Now, some establishment Republicans are wondering if they got more than they bargained for. The U.S. Chamber of Commerce, for instance, strongly opposed the health care legislation, making common cause with the tea party. But this month the chamber swung solidly behind Boehner’s original debt-ceiling bill. It suffered embarrassment with all the other groups and individuals forced to swallow the tea partyers’ demands.

Republican campaign strategists are weighing the tea party’s valuable energy against the possibility that it might push the party away from mainstream politics, which appeal to crucial independent voters. A Pew Research poll found that 68 percent of American voters want lawmakers to compromise on the debt ceiling and default issue, even it means striking a deal they disagree with. Fewer than one in four said lawmakers should stand by their principles even if it leads to a default on U.S. obligations.

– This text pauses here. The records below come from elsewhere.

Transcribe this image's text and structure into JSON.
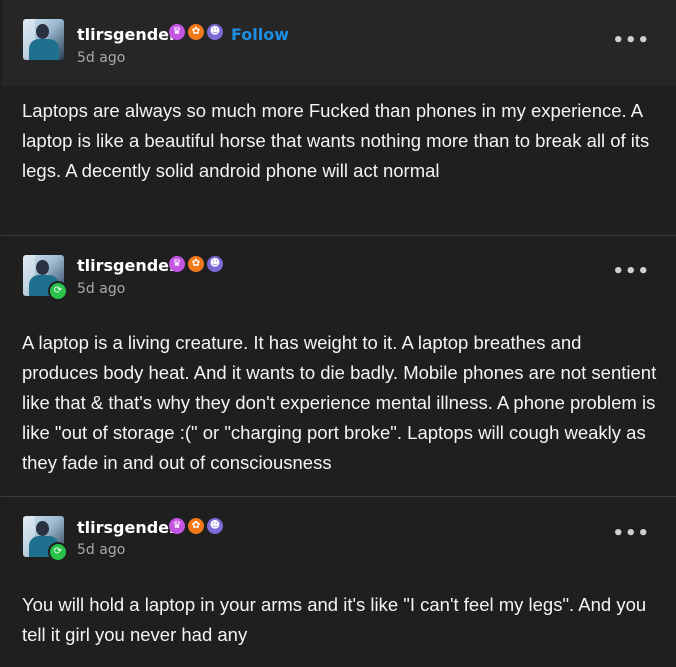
{
  "posts": [
    {
      "username": "tlirsgender",
      "follow_label": "Follow",
      "time": "5d ago",
      "badges": [
        "cupcake-badge",
        "paw-badge",
        "ghost-badge"
      ],
      "reblogged": false,
      "text": "Laptops are always so much more Fucked than phones in my experience. A laptop is like a beautiful horse that wants nothing more than to break all of its legs. A decently solid android phone will act normal"
    },
    {
      "username": "tlirsgender",
      "time": "5d ago",
      "badges": [
        "cupcake-badge",
        "paw-badge",
        "ghost-badge"
      ],
      "reblogged": true,
      "text": "A laptop is a living creature. It has weight to it. A laptop breathes and produces body heat. And it wants to die badly. Mobile phones are not sentient like that & that's why they don't experience mental illness. A phone problem is like \"out of storage :(\" or \"charging port broke\". Laptops will cough weakly as they fade in and out of consciousness"
    },
    {
      "username": "tlirsgender",
      "time": "5d ago",
      "badges": [
        "cupcake-badge",
        "paw-badge",
        "ghost-badge"
      ],
      "reblogged": true,
      "text": "You will hold a laptop in your arms and it's like \"I can't feel my legs\". And you tell it girl you never had any"
    }
  ],
  "more_label": "•••",
  "colors": {
    "background": "#1e1e1e",
    "header": "#262626",
    "follow": "#1b8fe3",
    "reblog": "#29c24b",
    "muted": "#a8a8a8"
  }
}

Veteran lawmakers and congressional staffers are struck by the faith — be it admirable or naive — that many tea party advocates seem to have in what they consider the moral rightness of their ideas. Some GOP staffers privately roll their eyes at accounts of House members insisting that Senate Democrats will suddenly come to their senses and embrace the balanced budget agreement, even though those senators have criticized the proposal for years.

“I sure hope they don’t try to take out the balanced budget amendment in the Senate,” said Rep. Phil Gingery, R-Ga. He refused to vote for the House debt-ceiling bill until it was added.

Senate Majority Leader Harry Reid, D-Nev., barely conceals his disdain for such thinking. The key question, Reid said in a speech Friday, is “will today’s Republicans break away from the shrill voice of the tea party and return to the Republican Party of Ronald Reagan?”

When a Democratic leader praises Reagan, it’s a sign of how profoundly the tea party movement has influenced the GOP.